TRECE
El malestar del lujo
Mientras Malekith abrazaba el destino que le había revelado la Corona de Hierro, muy lejos de allí, en dirección sur, en Ulthuan, otro elfo emprendía un camino que lo llevaría a cruzarse en el destino del más poderoso de los príncipes de la isla. El humilde lugarteniente Carathril, de la Guardia de Lothern, marchaba por la carretera del puerto a la cabeza de un puñado de guerreros de su compañía. Le habían encomendado una misión secreta, sólo conocida por unos pocos miembros de la corte de Eataine, pero de una trascendencia que superaba cualquier conjetura. Aquella misma noche se desencadenarían una serie de acontecimientos que anunciarían el final de la edad dorada de los elfos.

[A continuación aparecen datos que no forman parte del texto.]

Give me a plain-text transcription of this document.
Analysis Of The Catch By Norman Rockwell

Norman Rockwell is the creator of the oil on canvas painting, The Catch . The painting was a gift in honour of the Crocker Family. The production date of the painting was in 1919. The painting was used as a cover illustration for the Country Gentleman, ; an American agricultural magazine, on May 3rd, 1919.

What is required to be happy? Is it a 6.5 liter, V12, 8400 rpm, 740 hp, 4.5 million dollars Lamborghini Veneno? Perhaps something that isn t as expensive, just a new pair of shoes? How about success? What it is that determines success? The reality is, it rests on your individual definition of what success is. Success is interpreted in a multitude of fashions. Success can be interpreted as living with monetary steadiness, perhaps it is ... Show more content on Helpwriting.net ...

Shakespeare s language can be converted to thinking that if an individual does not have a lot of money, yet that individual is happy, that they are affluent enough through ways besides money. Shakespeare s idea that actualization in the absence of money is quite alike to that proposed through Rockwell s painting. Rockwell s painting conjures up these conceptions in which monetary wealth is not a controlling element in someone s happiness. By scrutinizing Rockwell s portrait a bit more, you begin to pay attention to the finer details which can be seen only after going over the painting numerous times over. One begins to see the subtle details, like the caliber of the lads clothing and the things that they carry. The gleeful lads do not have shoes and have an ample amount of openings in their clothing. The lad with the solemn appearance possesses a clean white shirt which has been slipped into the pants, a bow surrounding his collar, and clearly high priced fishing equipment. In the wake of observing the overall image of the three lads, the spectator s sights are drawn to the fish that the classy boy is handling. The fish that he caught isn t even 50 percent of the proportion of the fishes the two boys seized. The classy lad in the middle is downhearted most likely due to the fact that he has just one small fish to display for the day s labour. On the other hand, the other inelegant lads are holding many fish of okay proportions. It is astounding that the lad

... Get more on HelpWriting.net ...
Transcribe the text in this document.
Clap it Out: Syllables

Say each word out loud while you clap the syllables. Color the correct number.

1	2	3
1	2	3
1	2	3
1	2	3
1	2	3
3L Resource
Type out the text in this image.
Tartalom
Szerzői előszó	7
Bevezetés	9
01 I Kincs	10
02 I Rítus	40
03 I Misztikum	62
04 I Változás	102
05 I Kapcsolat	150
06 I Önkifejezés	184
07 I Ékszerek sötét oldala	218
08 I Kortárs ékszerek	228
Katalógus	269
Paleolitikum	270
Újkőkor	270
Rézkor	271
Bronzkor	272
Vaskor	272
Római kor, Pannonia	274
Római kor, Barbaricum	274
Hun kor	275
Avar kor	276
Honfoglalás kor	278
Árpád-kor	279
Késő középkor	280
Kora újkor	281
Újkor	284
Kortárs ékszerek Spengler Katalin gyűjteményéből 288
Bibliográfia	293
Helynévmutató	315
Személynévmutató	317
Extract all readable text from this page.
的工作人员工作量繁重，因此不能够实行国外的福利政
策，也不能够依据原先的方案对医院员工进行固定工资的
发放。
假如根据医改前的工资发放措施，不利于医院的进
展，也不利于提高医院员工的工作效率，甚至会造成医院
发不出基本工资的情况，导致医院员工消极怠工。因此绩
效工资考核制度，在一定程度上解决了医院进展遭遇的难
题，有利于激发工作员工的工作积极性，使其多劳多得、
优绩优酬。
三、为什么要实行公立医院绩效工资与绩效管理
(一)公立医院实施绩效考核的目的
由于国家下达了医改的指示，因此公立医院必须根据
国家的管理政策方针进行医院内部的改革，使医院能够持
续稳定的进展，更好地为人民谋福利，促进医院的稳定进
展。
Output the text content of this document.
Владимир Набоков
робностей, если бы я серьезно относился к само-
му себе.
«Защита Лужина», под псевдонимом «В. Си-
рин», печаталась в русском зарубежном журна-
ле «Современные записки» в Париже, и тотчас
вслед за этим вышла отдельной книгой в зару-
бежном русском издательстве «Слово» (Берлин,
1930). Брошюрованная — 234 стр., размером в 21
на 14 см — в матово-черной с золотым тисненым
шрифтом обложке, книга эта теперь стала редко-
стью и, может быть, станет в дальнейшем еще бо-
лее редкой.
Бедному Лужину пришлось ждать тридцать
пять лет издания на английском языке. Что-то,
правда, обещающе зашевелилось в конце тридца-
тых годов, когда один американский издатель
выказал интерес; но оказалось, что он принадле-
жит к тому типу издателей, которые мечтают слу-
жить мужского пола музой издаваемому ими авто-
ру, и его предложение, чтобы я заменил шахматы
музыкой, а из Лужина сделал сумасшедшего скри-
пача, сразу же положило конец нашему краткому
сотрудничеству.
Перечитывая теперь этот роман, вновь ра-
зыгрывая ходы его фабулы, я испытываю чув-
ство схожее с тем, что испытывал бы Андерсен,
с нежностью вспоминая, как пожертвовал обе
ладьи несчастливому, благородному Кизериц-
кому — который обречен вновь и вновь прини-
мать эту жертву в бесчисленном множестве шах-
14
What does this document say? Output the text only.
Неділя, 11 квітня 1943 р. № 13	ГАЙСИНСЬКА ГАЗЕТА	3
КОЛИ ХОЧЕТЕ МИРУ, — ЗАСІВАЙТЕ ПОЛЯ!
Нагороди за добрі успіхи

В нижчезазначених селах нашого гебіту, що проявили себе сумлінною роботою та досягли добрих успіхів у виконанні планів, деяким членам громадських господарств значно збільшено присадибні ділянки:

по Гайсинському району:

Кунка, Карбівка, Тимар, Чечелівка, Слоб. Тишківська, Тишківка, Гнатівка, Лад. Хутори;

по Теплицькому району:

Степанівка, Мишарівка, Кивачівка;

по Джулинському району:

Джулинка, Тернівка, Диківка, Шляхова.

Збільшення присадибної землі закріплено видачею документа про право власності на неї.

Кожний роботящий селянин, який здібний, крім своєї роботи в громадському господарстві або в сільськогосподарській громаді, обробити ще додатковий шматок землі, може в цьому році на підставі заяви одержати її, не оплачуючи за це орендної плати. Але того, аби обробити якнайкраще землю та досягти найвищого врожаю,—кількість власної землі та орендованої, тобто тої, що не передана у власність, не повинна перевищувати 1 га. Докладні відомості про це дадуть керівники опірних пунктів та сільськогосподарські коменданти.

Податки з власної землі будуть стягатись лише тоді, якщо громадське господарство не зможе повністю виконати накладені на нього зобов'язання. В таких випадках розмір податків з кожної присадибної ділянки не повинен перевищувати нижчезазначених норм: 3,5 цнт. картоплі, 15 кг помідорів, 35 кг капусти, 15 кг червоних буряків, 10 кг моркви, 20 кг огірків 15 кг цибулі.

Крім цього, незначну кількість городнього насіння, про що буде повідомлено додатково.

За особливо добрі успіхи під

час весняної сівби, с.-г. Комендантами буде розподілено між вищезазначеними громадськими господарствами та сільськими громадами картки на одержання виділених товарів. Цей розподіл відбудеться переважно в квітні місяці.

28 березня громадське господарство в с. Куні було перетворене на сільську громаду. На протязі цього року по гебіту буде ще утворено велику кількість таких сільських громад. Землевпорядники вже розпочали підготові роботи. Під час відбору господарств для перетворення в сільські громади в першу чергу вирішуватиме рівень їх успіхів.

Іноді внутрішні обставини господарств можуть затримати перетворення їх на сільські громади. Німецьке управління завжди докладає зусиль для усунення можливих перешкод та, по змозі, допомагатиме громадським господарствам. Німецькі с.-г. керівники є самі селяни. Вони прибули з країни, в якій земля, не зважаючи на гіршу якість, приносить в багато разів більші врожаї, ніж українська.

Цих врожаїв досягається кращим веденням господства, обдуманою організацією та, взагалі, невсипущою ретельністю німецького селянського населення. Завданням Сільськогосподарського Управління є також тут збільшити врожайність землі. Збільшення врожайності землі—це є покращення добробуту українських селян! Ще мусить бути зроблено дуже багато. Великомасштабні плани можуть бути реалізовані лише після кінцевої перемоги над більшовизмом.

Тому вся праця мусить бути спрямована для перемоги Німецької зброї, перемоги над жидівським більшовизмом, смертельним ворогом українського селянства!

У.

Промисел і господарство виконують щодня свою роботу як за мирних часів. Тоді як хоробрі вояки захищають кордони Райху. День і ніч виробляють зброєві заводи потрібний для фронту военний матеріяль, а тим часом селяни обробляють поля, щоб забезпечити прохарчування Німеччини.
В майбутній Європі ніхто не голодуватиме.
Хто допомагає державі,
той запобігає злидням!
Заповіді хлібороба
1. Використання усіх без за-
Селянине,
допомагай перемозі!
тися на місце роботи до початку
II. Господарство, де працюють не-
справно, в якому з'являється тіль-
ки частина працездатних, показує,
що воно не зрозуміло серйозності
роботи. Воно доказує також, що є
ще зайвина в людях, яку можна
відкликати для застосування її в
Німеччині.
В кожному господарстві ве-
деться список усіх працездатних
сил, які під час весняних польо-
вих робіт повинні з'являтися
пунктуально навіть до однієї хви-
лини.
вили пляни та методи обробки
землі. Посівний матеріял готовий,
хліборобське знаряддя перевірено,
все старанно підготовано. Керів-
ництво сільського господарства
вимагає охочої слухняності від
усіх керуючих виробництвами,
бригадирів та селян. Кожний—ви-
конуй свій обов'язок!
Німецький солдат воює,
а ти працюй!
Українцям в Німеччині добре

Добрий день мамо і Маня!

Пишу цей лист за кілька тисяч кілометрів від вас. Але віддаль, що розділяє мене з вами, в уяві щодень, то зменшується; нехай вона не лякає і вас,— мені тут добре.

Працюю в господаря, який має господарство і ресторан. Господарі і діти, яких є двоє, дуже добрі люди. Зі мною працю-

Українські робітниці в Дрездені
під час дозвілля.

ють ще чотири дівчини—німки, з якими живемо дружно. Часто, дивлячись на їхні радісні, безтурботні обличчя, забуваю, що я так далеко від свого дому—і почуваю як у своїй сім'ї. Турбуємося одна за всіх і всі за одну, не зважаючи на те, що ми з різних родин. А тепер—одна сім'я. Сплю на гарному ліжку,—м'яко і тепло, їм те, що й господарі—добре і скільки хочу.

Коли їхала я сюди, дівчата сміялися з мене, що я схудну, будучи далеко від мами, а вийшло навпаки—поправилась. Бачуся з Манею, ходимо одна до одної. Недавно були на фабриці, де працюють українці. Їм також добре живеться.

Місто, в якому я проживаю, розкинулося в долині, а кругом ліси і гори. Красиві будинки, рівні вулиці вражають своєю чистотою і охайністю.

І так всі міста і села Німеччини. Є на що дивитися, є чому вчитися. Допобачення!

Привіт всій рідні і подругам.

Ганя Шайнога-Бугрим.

Un haz de luz blanquecina atravesaba el cielo nocturno proveniente del millar de ventanas que taladraban los muros de la Torre Resplandeciente. La espuma refulgía cuando las olas rompían en las rocas que alojaban los cimientos del faro. La luz de la Torre Resplandeciente guiaba las naves que iban y venían por la bahía, y entraban y salían por el colosal portal de la Puerta Esmeralda, más allá de la cual se extendían las aguas tranquilas de los Estrechos de Lothern. Las relucientes velas blancas de las embarcaciones se reflejaban en el mar quieto y bañaban de luz las aguas.
Al otro lado de los acantilados escarpados, a lo largo de cuyo borde se extendían torres y murallas de las que sobresalían las puntas de las lanzas en permanente movimiento de los centinelas de patrulla, se alzaba la colosal Puerta de Zafiro, cuya plata grabada centelleaba con la luz mágica de las gemas gigantes engastadas en ella. Más allá de la Puerta de Zafiro, las estrellas reverberaban en la superficie de una laguna serena en su quietud, de cuyas tranquilas aguas emergían las playas.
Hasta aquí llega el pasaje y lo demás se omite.